Corona-Warn-App: Robert Koch-Institut verfeinert die Risikoberechnung
Apple und Google haben vor wenigen Wochen ihre COVID-19-Schnittstellen zur Kontaktverfolgung aktualisiert. Dies ermöglicht dem Robert Koch-Institut nun eine Anpassung der Risikoberechnung in der Corona-Warn-App, die in Zukunft noch detaillierter stattfinden soll.

Wie das Robert Koch-Institut (RKI) auf dem Blog der Corona-Warn-App mitteilt, wird die Risikoberechnung der Software angepasst. Dadurch sollen Begegnungen mit erhöhtem Risiko zuverlässiger erkannt werden. Am Ende äußert sich das durch die Risiko-Ermittlung in der Corona-Warn-App durch präzisere Warnungen an den Nutzer.
Mit der aktuellen Version der App 1.12.1, die seit zwei Wochen nun auch endlich für ältere iPhones mit iOS 12.5 zur Verfügung steht, werden Kontakte erfasst, in deren Umgebung man sich für mindestens zehn Minuten aufgehalten hat. Die Aktualisierung der COVID-19-Schnittstelle in Form des "Exposure Notification Framework Version 2" Ende letzten Jahres ermöglicht den Entwicklern von SAP und der Telekom, diesen Zeitraum zu halbieren, sodass künftig alle Begegnungen ab einer Dauer von fünf Minuten gespeichert werden.
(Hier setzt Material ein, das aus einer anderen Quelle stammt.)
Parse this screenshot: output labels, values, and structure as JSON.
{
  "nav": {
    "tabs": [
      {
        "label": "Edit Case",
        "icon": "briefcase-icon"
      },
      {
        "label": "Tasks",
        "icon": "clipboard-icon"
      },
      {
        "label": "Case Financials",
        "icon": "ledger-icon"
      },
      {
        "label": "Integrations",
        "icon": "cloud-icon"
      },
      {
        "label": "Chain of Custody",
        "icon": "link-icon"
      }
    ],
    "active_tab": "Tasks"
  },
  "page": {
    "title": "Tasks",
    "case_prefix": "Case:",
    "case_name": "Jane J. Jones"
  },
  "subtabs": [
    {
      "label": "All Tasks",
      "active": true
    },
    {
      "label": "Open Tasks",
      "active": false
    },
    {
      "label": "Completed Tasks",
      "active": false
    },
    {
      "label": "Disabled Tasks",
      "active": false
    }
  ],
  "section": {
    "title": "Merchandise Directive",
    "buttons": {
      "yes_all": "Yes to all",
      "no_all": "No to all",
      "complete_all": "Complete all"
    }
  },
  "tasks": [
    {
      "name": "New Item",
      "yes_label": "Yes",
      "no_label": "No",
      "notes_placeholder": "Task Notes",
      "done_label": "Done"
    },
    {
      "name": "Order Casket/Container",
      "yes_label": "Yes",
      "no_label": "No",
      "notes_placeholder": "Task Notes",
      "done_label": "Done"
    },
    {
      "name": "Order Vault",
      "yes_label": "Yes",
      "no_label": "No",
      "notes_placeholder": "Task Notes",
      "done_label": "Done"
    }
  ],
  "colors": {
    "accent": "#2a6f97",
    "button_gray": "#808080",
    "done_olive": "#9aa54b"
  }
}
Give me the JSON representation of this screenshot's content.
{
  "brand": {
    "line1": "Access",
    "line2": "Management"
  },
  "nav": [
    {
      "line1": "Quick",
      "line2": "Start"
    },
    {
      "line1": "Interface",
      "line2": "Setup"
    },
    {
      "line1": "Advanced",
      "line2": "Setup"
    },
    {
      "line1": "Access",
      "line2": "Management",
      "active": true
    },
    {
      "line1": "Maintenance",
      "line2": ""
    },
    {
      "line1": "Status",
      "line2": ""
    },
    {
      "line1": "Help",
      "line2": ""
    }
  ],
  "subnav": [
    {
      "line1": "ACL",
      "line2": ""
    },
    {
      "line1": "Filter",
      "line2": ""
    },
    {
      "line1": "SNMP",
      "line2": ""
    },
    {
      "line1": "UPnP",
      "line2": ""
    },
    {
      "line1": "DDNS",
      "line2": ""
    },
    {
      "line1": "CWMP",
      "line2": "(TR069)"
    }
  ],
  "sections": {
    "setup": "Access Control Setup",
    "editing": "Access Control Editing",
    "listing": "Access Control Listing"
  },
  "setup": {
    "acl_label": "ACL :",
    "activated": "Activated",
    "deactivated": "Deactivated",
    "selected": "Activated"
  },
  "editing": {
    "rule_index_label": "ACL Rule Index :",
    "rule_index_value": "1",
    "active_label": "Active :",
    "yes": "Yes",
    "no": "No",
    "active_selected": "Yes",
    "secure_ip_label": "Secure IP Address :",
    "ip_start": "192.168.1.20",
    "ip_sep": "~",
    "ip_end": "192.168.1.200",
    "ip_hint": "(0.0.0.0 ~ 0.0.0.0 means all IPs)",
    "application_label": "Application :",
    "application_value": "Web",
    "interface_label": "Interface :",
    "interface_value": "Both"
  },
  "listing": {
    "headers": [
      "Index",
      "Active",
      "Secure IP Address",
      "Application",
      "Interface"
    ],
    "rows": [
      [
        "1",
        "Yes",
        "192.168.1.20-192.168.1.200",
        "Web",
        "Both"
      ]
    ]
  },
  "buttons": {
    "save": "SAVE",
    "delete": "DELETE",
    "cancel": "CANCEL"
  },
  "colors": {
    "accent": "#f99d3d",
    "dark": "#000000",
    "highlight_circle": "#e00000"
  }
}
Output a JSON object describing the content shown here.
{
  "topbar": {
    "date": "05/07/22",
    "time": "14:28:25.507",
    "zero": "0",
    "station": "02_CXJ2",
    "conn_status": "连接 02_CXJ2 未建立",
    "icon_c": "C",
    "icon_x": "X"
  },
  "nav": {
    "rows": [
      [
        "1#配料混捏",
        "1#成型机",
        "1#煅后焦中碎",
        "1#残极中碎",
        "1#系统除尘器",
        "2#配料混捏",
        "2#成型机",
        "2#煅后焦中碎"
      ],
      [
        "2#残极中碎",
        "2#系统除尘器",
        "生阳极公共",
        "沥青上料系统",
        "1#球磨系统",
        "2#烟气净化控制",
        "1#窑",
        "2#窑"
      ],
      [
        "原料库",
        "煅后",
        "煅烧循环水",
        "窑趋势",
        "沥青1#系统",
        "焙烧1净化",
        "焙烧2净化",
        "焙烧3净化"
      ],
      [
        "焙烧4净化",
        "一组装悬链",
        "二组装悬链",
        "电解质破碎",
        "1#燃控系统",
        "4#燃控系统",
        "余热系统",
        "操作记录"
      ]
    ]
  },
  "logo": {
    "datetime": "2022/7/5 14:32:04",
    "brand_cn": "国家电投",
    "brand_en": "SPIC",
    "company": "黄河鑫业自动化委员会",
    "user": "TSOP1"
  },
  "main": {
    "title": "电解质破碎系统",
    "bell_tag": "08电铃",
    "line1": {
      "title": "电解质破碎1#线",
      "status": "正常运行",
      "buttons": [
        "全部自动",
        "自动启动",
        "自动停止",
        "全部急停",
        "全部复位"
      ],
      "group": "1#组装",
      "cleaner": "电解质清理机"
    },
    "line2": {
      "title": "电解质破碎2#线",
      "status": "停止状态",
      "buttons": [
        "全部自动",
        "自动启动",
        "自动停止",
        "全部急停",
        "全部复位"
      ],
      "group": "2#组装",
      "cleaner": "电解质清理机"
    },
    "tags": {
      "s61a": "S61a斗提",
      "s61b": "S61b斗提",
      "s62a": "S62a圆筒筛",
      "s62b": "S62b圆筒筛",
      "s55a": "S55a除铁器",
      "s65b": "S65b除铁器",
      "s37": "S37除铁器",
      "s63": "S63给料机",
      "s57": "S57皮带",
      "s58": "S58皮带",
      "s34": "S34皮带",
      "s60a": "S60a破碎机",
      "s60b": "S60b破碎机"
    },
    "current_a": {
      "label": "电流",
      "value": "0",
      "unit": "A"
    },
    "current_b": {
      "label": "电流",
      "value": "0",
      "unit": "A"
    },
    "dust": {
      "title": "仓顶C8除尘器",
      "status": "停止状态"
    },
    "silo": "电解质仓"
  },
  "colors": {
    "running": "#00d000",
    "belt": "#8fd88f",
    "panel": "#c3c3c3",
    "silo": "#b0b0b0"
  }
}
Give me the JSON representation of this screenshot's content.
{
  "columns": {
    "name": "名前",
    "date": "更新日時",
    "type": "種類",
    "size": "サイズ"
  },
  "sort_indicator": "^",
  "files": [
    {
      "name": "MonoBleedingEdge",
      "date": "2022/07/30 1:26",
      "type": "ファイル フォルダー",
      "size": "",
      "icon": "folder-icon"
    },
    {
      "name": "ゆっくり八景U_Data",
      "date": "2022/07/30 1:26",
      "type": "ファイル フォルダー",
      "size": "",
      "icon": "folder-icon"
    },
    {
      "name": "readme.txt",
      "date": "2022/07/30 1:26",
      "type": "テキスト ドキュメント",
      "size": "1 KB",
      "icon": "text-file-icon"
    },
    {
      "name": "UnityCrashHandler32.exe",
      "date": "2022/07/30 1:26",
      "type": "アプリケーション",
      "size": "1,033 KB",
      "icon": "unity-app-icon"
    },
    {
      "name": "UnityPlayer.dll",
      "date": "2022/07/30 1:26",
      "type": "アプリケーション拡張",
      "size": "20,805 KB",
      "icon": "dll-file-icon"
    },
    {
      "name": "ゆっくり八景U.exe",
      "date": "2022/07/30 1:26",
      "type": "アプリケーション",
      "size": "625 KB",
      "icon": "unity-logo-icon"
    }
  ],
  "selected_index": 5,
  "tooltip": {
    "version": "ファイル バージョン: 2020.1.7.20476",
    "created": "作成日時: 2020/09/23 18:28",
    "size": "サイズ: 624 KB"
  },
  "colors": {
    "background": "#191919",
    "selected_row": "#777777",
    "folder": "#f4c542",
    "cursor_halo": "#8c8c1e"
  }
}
Mit der Anpassung erfährt die Genauigkeit der Kontaktverfolgung ein Upgrade, da die Corona-Warn-App so mehrere Begegnungen kürzerer Dauer erkennt. Die Autorin Hanna Heine schreibt dazu in dem Blogeintrag:
"Die nun durchgeführten Messungen haben bestätigt, dass die App mit dieser Anpassung besser und genauer warnen kann. [...] Begegnungen mit niedrigem Risiko (grüne Kachel) werden seitdem besser gefiltert. In der Konsequenz sank die Anzahl der Tage mit Risikobegegnungen bei vielen Nutzer*innen."
Die Anpassungen in der Corona-Warn-App, die zusammen mit dem Fraunhofer Institut über mehrere Wochen getestet wurden, könnten schon mit dem nächsten Update ausgerollt werden.